InChI:InChI=1/C10H9F3O/c11-10(12,13)9(14)7-6-8-4-2-1-3-5-8/h1-5H,6-7H2

Upstream product

• 104863-67-4 N-methoxy-N-methyltrifluoroacetamide 
• 103-63-9 1-phenyl-2-bromoethane 
• 3277-89-2 phenethylmagnesium bromide 
• 862457-93-0 1-bromo-1,1-difluoro-4-phenylbutan-2-one 
• 104-53-0 3-phenyl-propionaldehyde 
• 383-63-1 ethyl trifluoroacetate, 
• 1083-30-3 dihydrochalcone 
• 170646-96-5 N-methoxy-N-methyl-3-phenylpropionamide 
• 645-45-4 hydrocinnamic acid chloride 
• 101396-02-5 1-(β-phenylethyl)-2,2,2,-trifluoroethanol 
• 400-38-4 isopropyl Trifluoroacetate 
• 118642-63-0 N,N-dimethyl hydrazono-3 trifluoro-4,4,4 benzyl-2 butanoate d'ethyle 
• 100-39-0 benzyl bromide 
• 108-86-1 bromobenzene 

Downstream Products

• 821799-26-2 (E)-6-phenyl-4-(trifluoromethyl)-3-hexen-2-one 

Relevant articles and documents

Efficient Asymmetric Biomimetic Aldol Reaction of Glycinates and Trifluoromethyl Ketones by Carbonyl Catalysis

The direct asymmetric aldol reaction of glycinates represents an intriguing and straightforward strategy to make biologically significant chiral β-hydroxy-α-amino-acid derivatives. But it is not easy to realize the transformation due to the disruption of the reactive NH2 group of glycinates. Inspired by the enzymatic aldol reaction of glycine, we successfully developed an asymmetric aldol reaction of glycinate 5 and trifluoromethyl ketones 4 with 0.1–0.0033 mol % of chiral N-methyl pyridoxal 7 a as the catalyst, producing chiral β-trifluoromethyl-β-hydroxy-α-amino-acid esters 6 in 55–82 % yields (for the syn-diastereomers) with up to >20:1 dr and 99 % ee under very mild conditions. The reaction proceeds via a catalytic cycle similar to the enzymatic aldol reaction of glycine. Pyridoxal catalyst 7 a activates both reactants at the same time and brings them together in a specific spatial orientation, accounting for the high efficiency as well as excellent diastereo- and enantioselectivities.

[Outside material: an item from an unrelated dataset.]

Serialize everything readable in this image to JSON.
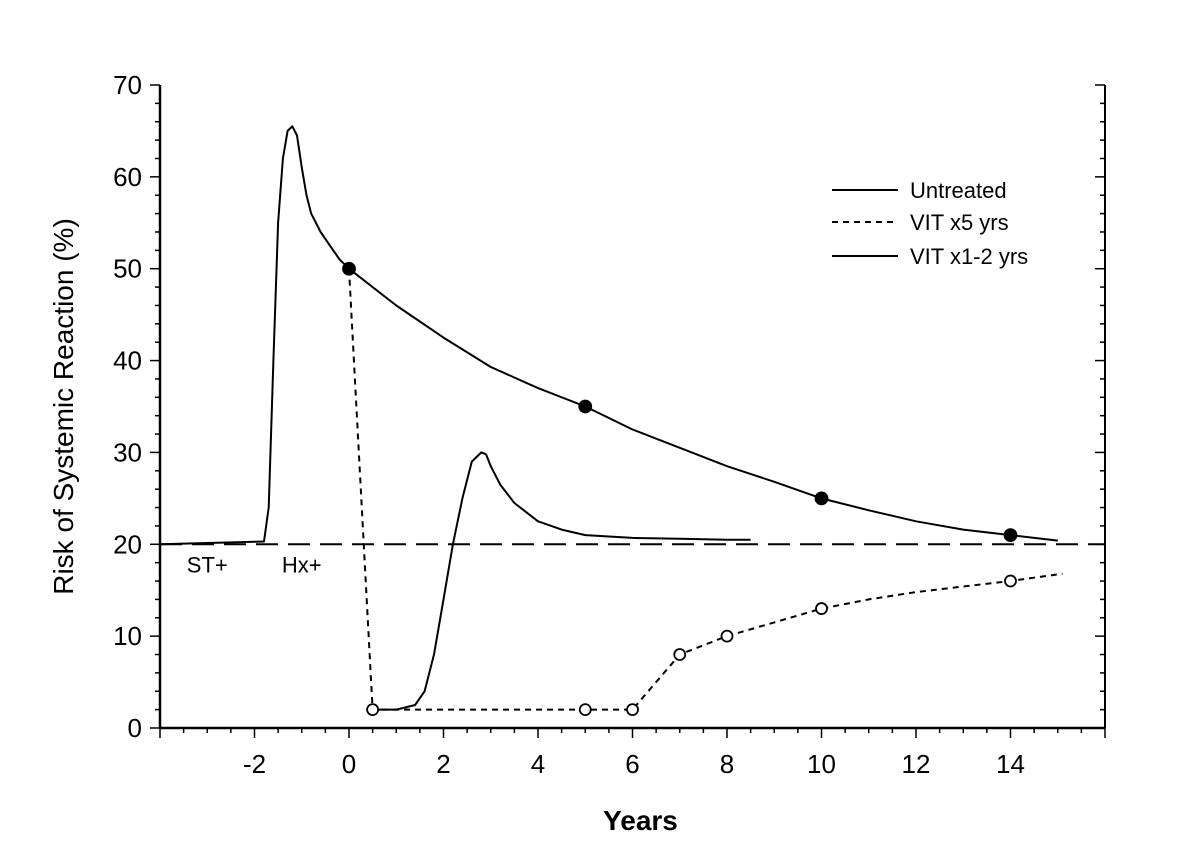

Remote Regioselective Radical C-H Functionalization of Unactivated C-H Bonds in Amides: The Synthesis of gem-Difluoroalkenes

The site-selective functionalization of unactivated aliphatic amines is an attractive and challenging synthetic approach. We herein report a general strategy for the remote site-selective functionalization of unactivated C(sp3)-H bonds in amides by photogenerated amidyl radicals to form gem-difluoroalkenes with trifluoromethyl-substituted alkenes. The site selectivity is controlled by a 1,5-hydrogen atom transfer (HAT) process of the amide. This photocatalyzed transformation shows both chemo- and site-selectivity, facilitating the formation of a secondary, tertiary, or quaternary carbon center.

Synthesis of trifluoromethyl moieties by late-stage copper (I) mediated nucleophilic fluorination

The nucleophilic fluorination of bromodifluoromethyl derivatives mediated by the complex (PPh3)3CuF is described. Under the reaction conditions, different trifluoroacetates, trifluoroketones, trifluoroarenes and trifluoroacetamides were obtained in good yields.